London's Financial Times 100-share average finished at 2,493.9, down 27.3 points.
In Frankfurt, the 30-share DAX average rose 3.63 points to 1,756.26.
The price of the Treasury's main 30-year bond rose 3/8 point, or $3.75 per $1,000 in face amount.
The expectation of lower interest rates pushed up bond prices as traders bought securities to guard against a sharp run-up after the unemployment data is released.
The federal funds rate, the interest on overnight loans between banks, was quoted at 3.975%, down from 4.25% late Tuesday.
The dollar finished mostly higher in foreign exchange, erasing an earlier fall as traders bought the currency to cover short positions.

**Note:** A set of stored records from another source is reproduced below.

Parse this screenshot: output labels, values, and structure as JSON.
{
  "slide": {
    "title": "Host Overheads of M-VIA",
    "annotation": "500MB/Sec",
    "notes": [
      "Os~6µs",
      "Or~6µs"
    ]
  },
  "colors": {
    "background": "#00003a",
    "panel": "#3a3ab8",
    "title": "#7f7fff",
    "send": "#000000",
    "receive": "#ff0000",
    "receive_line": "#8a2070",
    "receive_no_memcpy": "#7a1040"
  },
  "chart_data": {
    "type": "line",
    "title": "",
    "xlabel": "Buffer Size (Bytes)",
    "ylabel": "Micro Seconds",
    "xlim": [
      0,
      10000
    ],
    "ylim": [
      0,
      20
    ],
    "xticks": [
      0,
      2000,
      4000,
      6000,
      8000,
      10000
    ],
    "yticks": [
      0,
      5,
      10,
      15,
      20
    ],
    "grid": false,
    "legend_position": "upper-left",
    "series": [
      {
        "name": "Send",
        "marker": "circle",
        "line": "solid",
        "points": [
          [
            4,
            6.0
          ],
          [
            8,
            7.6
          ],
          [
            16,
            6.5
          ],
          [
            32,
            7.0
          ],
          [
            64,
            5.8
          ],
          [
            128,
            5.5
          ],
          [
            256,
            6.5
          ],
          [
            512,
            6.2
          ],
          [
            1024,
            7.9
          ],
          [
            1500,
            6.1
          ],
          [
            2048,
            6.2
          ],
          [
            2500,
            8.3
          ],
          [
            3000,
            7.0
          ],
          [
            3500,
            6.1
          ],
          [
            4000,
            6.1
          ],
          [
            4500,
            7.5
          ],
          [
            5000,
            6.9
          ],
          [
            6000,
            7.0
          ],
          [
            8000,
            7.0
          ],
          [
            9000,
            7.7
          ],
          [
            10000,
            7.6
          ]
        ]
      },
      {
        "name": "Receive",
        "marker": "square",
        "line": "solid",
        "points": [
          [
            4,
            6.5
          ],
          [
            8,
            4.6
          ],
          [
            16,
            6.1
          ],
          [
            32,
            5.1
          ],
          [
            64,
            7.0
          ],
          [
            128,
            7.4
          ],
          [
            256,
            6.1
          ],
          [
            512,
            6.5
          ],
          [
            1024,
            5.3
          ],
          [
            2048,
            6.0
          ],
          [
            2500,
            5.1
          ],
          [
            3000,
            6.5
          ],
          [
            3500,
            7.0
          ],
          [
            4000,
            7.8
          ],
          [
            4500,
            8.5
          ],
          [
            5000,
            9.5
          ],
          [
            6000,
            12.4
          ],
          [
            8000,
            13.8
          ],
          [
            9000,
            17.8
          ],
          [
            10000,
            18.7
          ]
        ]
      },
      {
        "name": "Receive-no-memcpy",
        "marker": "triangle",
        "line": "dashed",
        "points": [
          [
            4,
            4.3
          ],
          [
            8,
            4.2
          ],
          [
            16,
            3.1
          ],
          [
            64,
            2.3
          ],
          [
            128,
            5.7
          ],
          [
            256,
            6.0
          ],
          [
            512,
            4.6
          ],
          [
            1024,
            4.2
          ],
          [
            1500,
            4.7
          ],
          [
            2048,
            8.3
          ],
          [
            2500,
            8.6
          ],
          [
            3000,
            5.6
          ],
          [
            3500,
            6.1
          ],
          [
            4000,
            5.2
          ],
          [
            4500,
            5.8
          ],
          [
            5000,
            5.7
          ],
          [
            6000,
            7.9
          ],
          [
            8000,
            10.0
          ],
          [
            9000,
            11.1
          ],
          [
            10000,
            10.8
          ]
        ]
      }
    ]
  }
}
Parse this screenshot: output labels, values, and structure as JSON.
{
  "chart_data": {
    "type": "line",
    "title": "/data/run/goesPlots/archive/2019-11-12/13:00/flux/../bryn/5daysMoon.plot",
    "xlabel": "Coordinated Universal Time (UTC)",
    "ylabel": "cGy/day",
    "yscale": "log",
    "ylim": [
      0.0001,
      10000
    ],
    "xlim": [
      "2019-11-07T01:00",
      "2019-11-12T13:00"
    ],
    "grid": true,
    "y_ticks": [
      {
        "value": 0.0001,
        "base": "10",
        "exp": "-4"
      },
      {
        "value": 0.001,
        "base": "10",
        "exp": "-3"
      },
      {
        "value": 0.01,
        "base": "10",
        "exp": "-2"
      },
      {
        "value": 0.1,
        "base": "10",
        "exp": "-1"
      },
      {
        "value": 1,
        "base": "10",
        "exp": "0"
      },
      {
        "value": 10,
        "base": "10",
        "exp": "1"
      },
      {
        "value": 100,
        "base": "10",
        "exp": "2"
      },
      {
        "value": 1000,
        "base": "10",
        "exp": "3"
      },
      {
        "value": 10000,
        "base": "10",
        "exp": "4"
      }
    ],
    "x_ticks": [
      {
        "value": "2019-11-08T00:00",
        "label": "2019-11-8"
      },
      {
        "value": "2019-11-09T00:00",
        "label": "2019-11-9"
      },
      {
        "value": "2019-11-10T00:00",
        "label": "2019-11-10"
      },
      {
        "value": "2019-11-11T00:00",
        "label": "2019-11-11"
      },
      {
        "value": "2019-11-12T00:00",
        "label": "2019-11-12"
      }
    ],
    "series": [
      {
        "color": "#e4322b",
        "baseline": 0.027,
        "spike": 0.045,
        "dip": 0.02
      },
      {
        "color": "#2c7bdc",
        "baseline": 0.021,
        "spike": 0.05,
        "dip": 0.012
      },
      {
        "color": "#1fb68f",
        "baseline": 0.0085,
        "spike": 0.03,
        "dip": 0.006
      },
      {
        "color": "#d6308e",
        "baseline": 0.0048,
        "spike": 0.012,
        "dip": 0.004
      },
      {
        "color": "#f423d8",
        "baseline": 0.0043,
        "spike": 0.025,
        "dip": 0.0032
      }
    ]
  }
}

The dollar fell in overseas trading, and after domestic markets opened, it was depressed further by the purchasing managers report.
Sluggish economic activity usually hurts the dollar's value against other currencies.
But the dollar recovered in the afternoon as traders covered short positions, or bets that the dollar's value would decline.
The dollar closed in New York at, 1.523 German marks and 125.40 Japanese yen, compared to Tuesday's 1.522 marks and 125.60 yen, respectively.
Light, sweet crude oil for delivery in August settled at $21.86 per barrel, up 26 cents, at the New York Mercantile Exchange.
On other commodity markets, hog prices plunged; deferred pork-belly futures also dropped; platinum resumed its strong advance, pulling other precious metals higher, and grains and soybeans were mixed.
On New York's Commodity Exchange, August gold rose $1.20 to $345.60 an ounce, and July silver rose 0.1 cent to $4.029 an ounce.